The household saving rate in the United States is decreasing, but it is higher than in Canada. The rate decreased to 6.60% in August from 6.70% in July of 2018. Personal savings in the United States averaged 8.83% from 1959 until 2018, reaching an all time high of 17.30% in May of 1975 and a record low of 2.20% in July of 2005. Recently it peaked, as savings rates do in recessions. In 2009,  the U.S. savings rate was high, at 12%, when households deleverage rather than borrow, households reduced spending. The U.S. saving rate is now lower than it was in the 1970 and 80s. Many factors determine savings rates,  for instance, the average age of the population, economic cycle etc, but there is no doubt that the built environment of retirement savings makes a big difference.

The low savings rate leaves Americans and Canadians more vulnerable to an economic shock.

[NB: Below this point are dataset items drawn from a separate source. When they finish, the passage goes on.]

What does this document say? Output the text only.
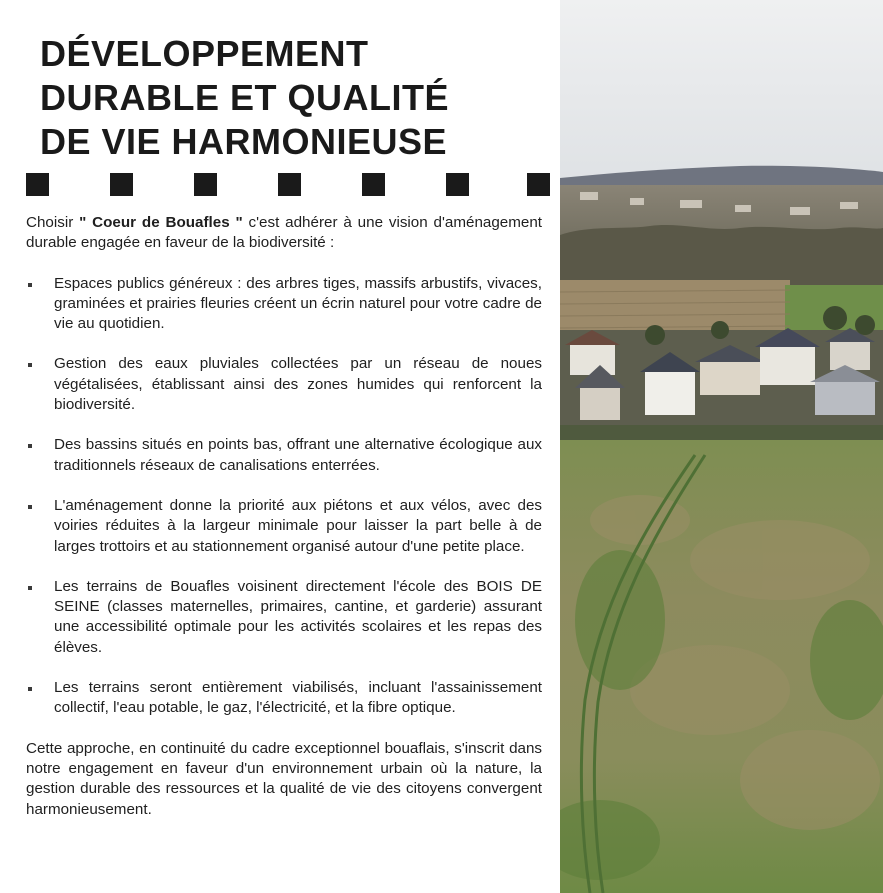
DÉVELOPPEMENT
DURABLE ET QUALITÉ
DE VIE HARMONIEUSE

Choisir " Coeur de Bouafles " c'est adhérer à une vision d'aménagement durable engagée en faveur de la biodiversité :

Espaces publics généreux : des arbres tiges, massifs arbustifs, vivaces, graminées et prairies fleuries créent un écrin naturel pour votre cadre de vie au quotidien.
Gestion des eaux pluviales collectées par un réseau de noues végétalisées, établissant ainsi des zones humides qui renforcent la biodiversité.
Des bassins situés en points bas, offrant une alternative écologique aux traditionnels réseaux de canalisations enterrées.
L'aménagement donne la priorité aux piétons et aux vélos, avec des voiries réduites à la largeur minimale pour laisser la part belle à de larges trottoirs et au stationnement organisé autour d'une petite place.
Les terrains de Bouafles voisinent directement l'école des BOIS DE SEINE (classes maternelles, primaires, cantine, et garderie) assurant une accessibilité optimale pour les activités scolaires et les repas des élèves.
Les terrains seront entièrement viabilisés, incluant l'assainissement collectif, l'eau potable, le gaz, l'électricité, et la fibre optique.

Cette approche, en continuité du cadre exceptionnel bouaflais, s'inscrit dans notre engagement en faveur d'un environnement urbain où la nature, la gestion durable des ressources et la qualité de vie des citoyens convergent harmonieusement.
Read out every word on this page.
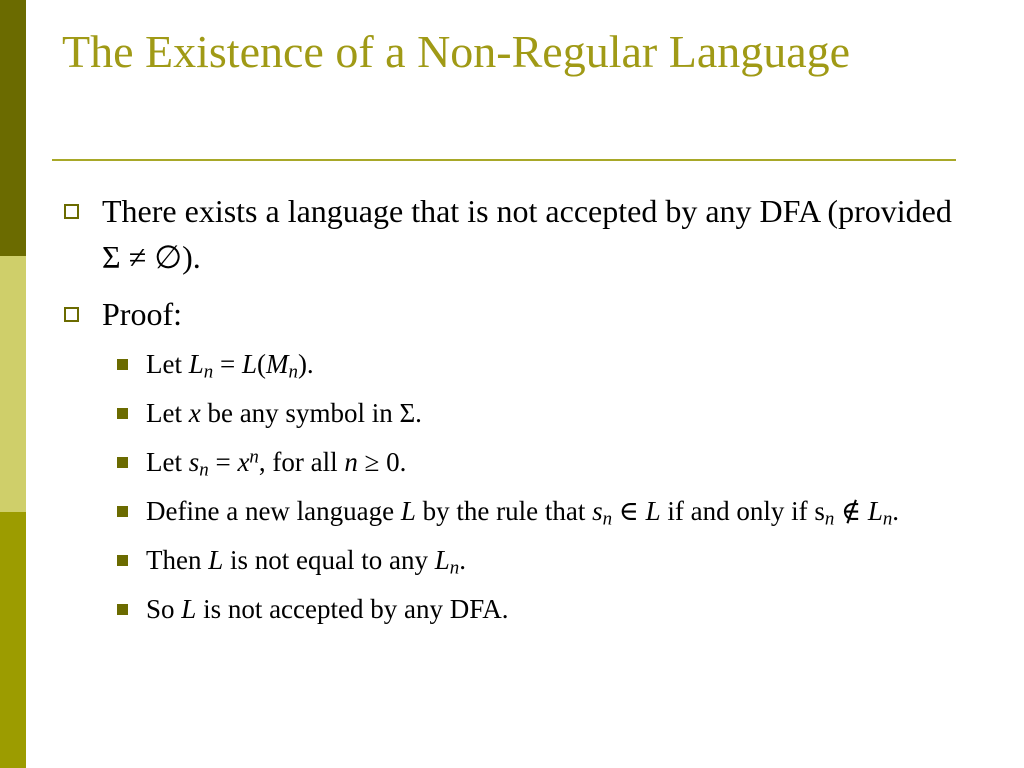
The Existence of a Non-Regular Language
There exists a language that is not accepted by any DFA (provided Σ ≠ ∅).
Proof:
Let $L_n = L(M_n)$.
Let x be any symbol in Σ.
Let $s_n = x^n$, for all n ≥ 0.
Define a new language L by the rule that $s_n$ ∈ L if and only if $s_n$ ∉ $L_n$.
Then L is not equal to any $L_n$.
So L is not accepted by any DFA.
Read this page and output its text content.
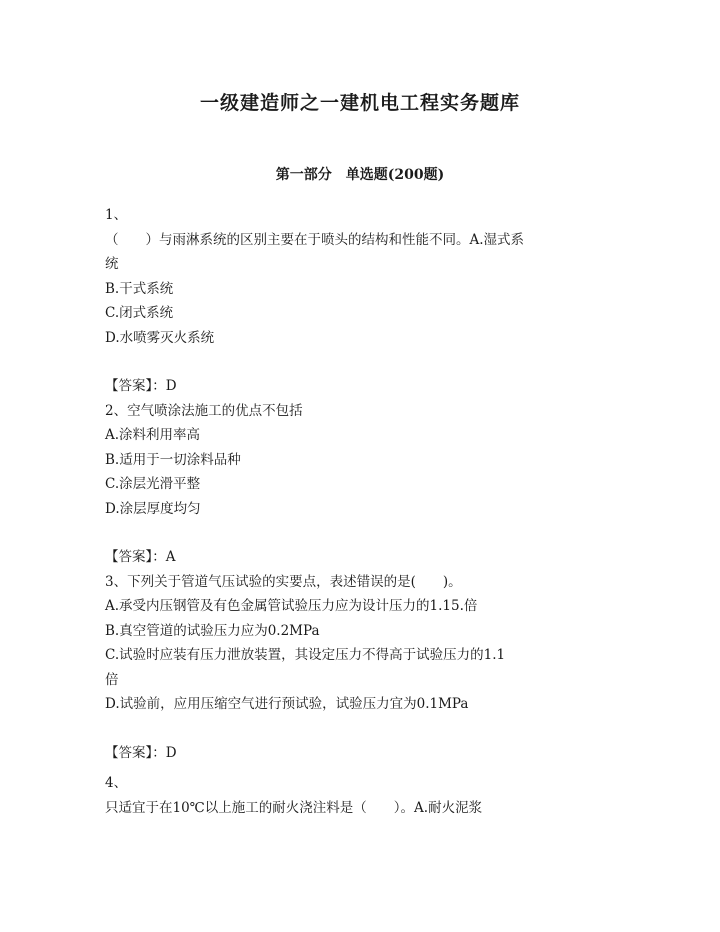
一级建造师之一建机电工程实务题库
第一部分　单选题(200题)
1、
（　　）与雨淋系统的区别主要在于喷头的结构和性能不同。A.湿式系
统
B.干式系统
C.闭式系统
D.水喷雾灭火系统
【答案】：D
2、空气喷涂法施工的优点不包括
A.涂料利用率高
B.适用于一切涂料品种
C.涂层光滑平整
D.涂层厚度均匀
【答案】：A
3、下列关于管道气压试验的实要点，表述错误的是(　　)。
A.承受内压钢管及有色金属管试验压力应为设计压力的1.15.倍
B.真空管道的试验压力应为0.2MPa
C.试验时应装有压力泄放装置，其设定压力不得高于试验压力的1.1
倍
D.试验前，应用压缩空气进行预试验，试验压力宜为0.1MPa
【答案】：D
4、
只适宜于在10℃以上施工的耐火浇注料是（　　）。A.耐火泥浆
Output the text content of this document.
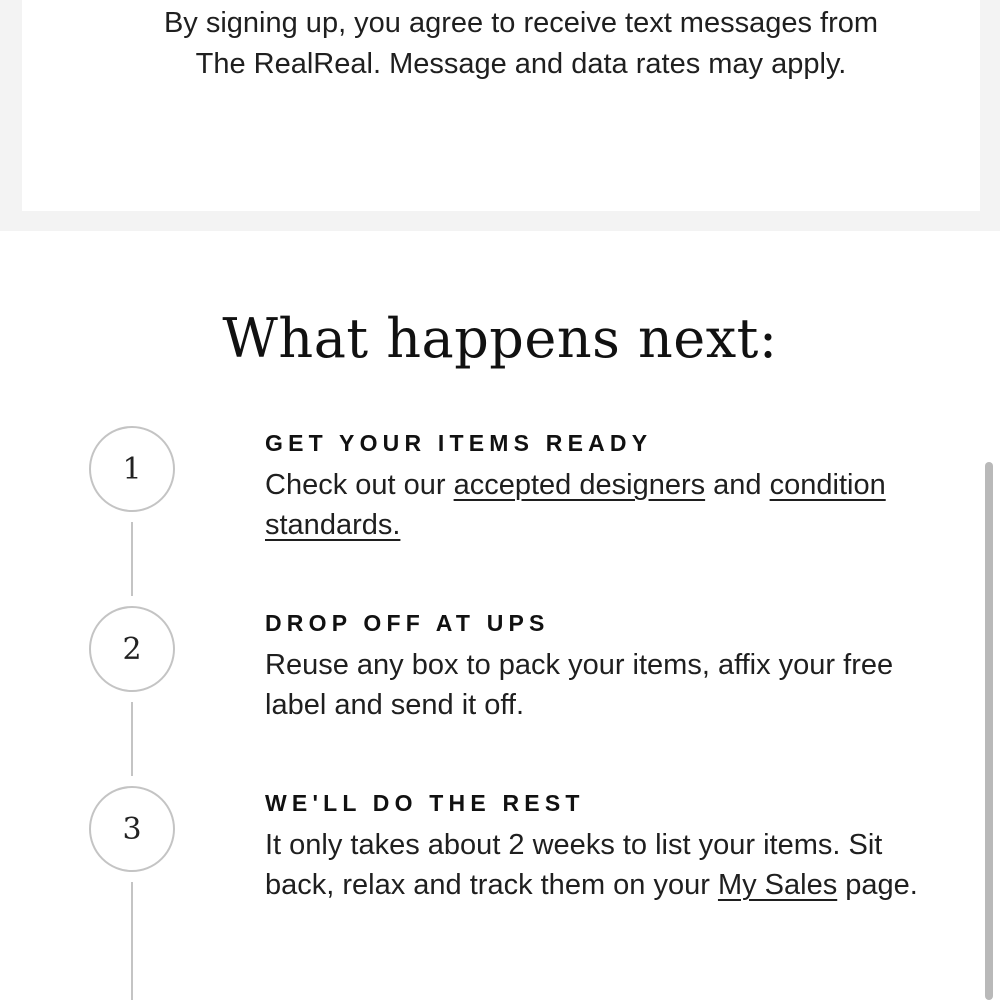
By signing up, you agree to receive text messages from The RealReal. Message and data rates may apply.

What happens next:
1
GET YOUR ITEMS READY

Check out our accepted designers and condition standards.

2
DROP OFF AT UPS

Reuse any box to pack your items, affix your free label and send it off.

3
WE'LL DO THE REST

It only takes about 2 weeks to list your items. Sit back, relax and track them on your My Sales page.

And, don’t be too fast to blame consumer overspending and too much luxury consumption of avocado toast and fancy lattes. Humans have always given into immediate gratification and not caring about the future. Humans haven’t changed; pension design has. Stop blaming the victim. Both nations have flawed retirement saving systems. Pension plans in the 1980s helped households build up buffers.  DB plans were used for many things, they were especially valuable tools to off-ramp workers in recessions. In contrast, people with DC plans clung to their jobs, making the recession worse.

My coauthor, Tony James, Executive Vice Chairman of the investment firm Blackstone Group, and I propose the Guaranteed Retirement Plan, a universal plan that would cover 63 million American workers who have nothing but Social Security. The GRA supplements voluntary plans and covers everyone who doesn’t have a plan. The GRA is simple and anxiety-free because it is pooled, like the new Canadian plans, and the principal guaranteed. The GRA proposal mandates full funding paid for by workers, employers, and government. Since the accounts are pooled, they are safer and more efficient than individual – directed plans because the proposed GRA funds are invested in low-cost professional portfolios.

We need to restructure the Anglo-American retirement model so everyone is covered and every dollar saved for retirement is managed well. And, this is the moment for a bold restructuring of American retirement plans as both nations face a both a coming recession and population aging.